Let me get to the point since I hate dragging things out! Here is what is happening. I was excited that Teakwoods was supporting TEERZ. I was getting ready to print out all these cards and when you bring the card into Teakwoods, they would donate 15% of the sale to TEERZ. Teakwoods closed their doors with no notice. I guess that whole idea is done. That’s okay, I feel more sorry for all those employees that got screwed with no notice! Trying to get support from business’s is really tough. Most of these places have little money and are struggling themselves just to make it in business for another day. I understand.
Then I get a phone call from a lady that I interviewed a while back saying she wanted me to remove her from the trailer I produced. Why? My guess is DENIAL. She was reminded of her pain and wanted it to just go away. It never goes away, this pain. The point is to help others and when someone tells their story you just never know who it will help, even if it is yourself. This woman kept saying that she was “called” a bad mother, she repeated it over and over. She also said she wasn’t a bad mother, but in the same breath said she was a drug addict while her child was growing up. I personally feel that we often shift the blame and we neglect to own our own behavior. It is so easy to put it on someone else. TEERZ is not just about people who are mentally abused, it’s also about the ones who do the abusing and that my friends is a hard one. Who really wants to put themselves on camera and own that? Who am I to tell people to share their stories? I shared mine, that was my choice, many people appreciated it and others were really upset that I would talk so openly about the way I have lived my life, and even more upset on how I felt about certain things. So, on to the next thing.

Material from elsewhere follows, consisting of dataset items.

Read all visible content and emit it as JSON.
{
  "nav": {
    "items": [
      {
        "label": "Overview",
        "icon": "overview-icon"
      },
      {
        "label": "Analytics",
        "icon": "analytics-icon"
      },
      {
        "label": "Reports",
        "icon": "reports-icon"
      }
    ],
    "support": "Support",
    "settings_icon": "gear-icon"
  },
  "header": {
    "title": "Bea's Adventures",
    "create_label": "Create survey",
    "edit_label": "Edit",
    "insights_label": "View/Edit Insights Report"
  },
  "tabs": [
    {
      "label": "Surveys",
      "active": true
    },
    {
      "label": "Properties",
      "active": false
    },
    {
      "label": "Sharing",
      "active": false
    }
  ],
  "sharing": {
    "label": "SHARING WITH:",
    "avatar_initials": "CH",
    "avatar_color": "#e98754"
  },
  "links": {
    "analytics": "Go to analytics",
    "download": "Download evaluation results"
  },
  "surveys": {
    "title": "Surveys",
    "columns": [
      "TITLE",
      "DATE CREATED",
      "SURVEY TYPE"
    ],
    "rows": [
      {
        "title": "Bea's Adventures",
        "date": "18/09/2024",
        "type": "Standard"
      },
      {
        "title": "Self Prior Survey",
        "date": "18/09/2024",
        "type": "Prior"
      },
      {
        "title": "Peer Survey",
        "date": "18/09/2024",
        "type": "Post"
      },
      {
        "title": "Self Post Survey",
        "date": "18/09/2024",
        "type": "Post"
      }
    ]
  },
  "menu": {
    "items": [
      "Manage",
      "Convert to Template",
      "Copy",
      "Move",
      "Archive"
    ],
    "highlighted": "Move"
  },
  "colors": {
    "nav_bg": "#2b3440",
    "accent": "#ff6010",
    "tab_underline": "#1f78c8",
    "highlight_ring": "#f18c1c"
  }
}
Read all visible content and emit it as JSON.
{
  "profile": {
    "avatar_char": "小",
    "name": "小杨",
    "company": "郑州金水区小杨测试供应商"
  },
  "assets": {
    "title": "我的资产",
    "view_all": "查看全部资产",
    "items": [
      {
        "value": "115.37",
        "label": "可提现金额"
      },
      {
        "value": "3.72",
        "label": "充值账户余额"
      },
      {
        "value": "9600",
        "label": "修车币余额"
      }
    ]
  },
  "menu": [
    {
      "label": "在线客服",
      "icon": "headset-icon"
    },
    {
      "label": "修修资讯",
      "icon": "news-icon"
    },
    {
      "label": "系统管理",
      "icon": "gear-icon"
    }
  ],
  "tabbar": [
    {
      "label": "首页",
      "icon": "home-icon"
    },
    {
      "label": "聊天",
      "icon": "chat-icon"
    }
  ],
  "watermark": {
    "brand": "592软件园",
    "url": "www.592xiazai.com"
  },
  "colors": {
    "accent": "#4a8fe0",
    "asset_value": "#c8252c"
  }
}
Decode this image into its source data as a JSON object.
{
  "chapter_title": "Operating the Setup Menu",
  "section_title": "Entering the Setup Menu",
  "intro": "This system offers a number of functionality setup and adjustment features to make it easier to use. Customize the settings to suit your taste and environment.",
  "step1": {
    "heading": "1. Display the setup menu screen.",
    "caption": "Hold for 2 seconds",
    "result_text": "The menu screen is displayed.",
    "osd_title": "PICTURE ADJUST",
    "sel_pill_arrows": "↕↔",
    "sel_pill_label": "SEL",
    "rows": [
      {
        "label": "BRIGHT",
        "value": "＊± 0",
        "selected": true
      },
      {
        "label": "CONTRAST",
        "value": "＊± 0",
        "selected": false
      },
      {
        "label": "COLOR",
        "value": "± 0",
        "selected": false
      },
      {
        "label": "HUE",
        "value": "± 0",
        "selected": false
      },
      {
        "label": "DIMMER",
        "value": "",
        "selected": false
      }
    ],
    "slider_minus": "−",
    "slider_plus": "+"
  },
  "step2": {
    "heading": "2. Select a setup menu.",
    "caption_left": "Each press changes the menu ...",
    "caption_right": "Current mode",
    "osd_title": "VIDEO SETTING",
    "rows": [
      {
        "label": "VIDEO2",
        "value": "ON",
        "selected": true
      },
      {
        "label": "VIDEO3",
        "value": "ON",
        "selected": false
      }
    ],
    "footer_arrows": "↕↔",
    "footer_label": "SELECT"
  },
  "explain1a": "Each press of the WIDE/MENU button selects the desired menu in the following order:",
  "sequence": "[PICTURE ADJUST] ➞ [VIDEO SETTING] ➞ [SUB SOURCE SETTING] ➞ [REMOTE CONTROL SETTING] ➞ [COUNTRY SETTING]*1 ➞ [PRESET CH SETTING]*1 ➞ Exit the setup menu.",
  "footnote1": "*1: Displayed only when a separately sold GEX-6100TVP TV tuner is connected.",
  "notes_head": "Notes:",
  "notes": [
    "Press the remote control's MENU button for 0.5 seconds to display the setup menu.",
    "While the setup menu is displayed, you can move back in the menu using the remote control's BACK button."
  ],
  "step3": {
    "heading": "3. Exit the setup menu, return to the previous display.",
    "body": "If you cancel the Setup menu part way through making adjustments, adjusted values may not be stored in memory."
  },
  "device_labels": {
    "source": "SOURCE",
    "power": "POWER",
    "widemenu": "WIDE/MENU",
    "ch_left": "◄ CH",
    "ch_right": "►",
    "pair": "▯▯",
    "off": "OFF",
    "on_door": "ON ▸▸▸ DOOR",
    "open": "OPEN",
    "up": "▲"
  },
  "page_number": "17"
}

My brother was really upset that I wrote in my memoir about a visit I had with his wife and daughter. I guess he read my book, but I never would have know if I didn’t approach him on something. For him, he was going to just ignore me. I asked him why he didn’t just call and ask me about it. He never answered me. What he did say (through email) is do you regret what you said, YES OR NO. I already knew if I said NO then our relationship (lack of) would be done and if I said yes and begged for forgiveness then all would be right in the world. My answer was NO, I have no regrets for what I said it was what happened! It was how I felt and still feel! Why should I deny that? Why should I just tell him what he wants to hear so we can go on pretending? Pretending is what we do, we pretend to get along, we pretend we like someone, we pretend to be happy because no on wants to know how you REALLY feel!
The main thing for me and TEERZ is to speak out! To let other people know they can talk about it, and someone will be listening. I have heard so many amazing stories and yet no one really wants to come forward and put it on camera. So, where am I at with the documentary? I still don’t know. A part of me would like to carry on and another part wants to just let it go.
Maybe it is time to let it go. What difference in truth does any of it make anyway?